When has Trump been in Davenport?
The Adler Theatre is a familiar venue for Trump. He campaigned there in January 2016 ahead of the caucuses that year and again in July 2016 after he captured the nomination.
The last time Trump stopped in Iowa, he rallied supporters in Sioux City, campaigning for Iowa Republicans, including Reynolds and Sen. Chuck Grassley days before the 2022 midterm elections.
Ahead of the event Monday, the Trump campaign announced a slate of endorsements from Eastern Iowa lawmakers ahead of the event, including state Rep. Bobby Kaufmann, R-Wilton, a senior advisor to the campaign, and Republican former Iowa congressman Rod Blum of Dubuque and former acting U.S. Attorney General Matt Whitaker, who was appointed by Trump. All sat on the stage alongside Trump during his speech, as well as state Sen. Brad Zaun, R-Des Moines.
What do Democrats have to say about Trump’s visit?
Democratic National Committee spokesperson Rhyan Lake wrote in a statement to media:
“Donald Trump’s record on education speaks for itself. As president, Trump put Betsy DeVos in charge and worked alongside her to try and gut public education funding every single year he was in office — all while pushing to move billions in taxpayer money to support private schools. Everyone will see right through Donald Trump’s desperate spin about his own record as the GOP field races to out-MAGA each other at the expense of America’s kids.”
Who else is running for the GOP nomination?

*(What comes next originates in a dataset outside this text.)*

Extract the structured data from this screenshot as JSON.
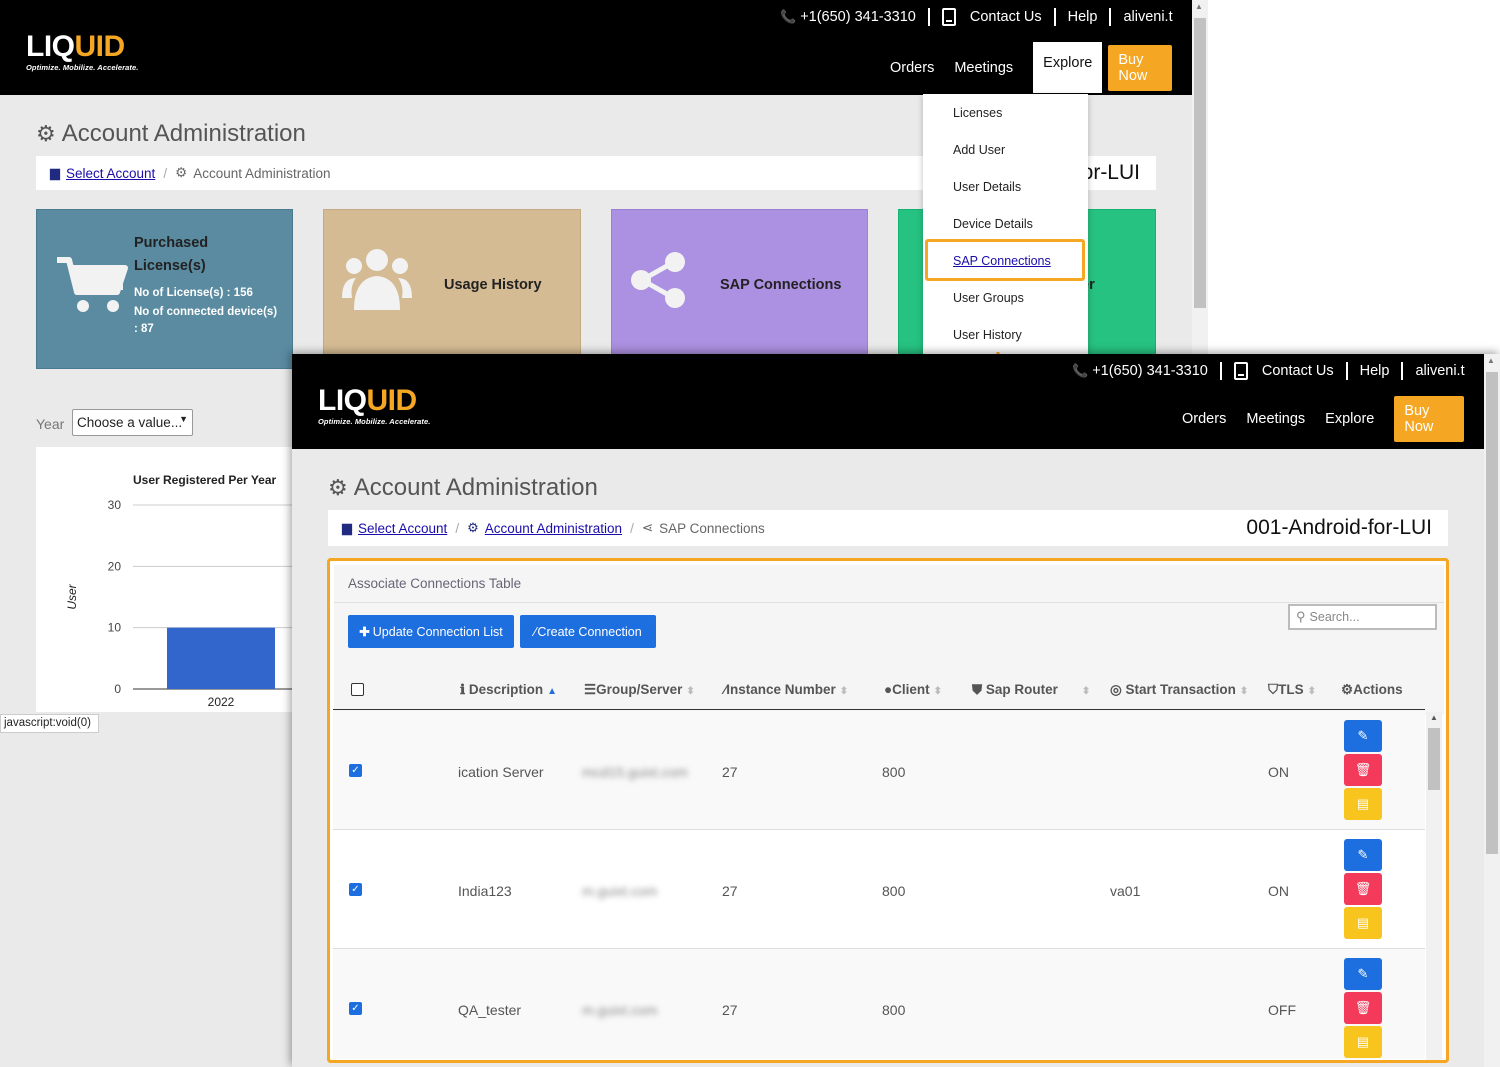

So far, Haley and businessman Vivek Ramaswamy have announced bids for the 2024 nomination, making their intentions public in February. But visits to the Hawkeye State by DeSantis and others signal they're seriously considering a run to face President Joe Biden in 2024.
A Des Moines Register/Mediacom Iowa Poll released March 10 showed many Iowa Republicans said they still support the former president, but fewer said they would "definitely" vote for him. Forty-seven percent of Iowa Republicans said they would "definitely" support Trump in 2024, down from 69% in June 2021.
Trump faces several investigations and legal battles. Among them is a Congressional inquiry into his role on Jan. 6, 2021, when a mob of Trump supporters stormed the U.S. Capitol Building in Washington, D.C. in an attempt to prevent Congress from formalizing the electoral votes to make Joe Biden the 46th U.S. President.
Former Vice President Mike Pence, who has also been making stops in Iowa as he contemplates a presidential bid, said Sunday in Washington, D.C., "history will hold Donald Trump accountable" for that day.
In Manhattan, Trump appears to be close to potentially facing criminal charges for his role in hush money paid to porn star Stephanie Clifford, who goes by Stormy Daniels. At the airport in Moline, Trump said the case is being pushed by "radical leftists."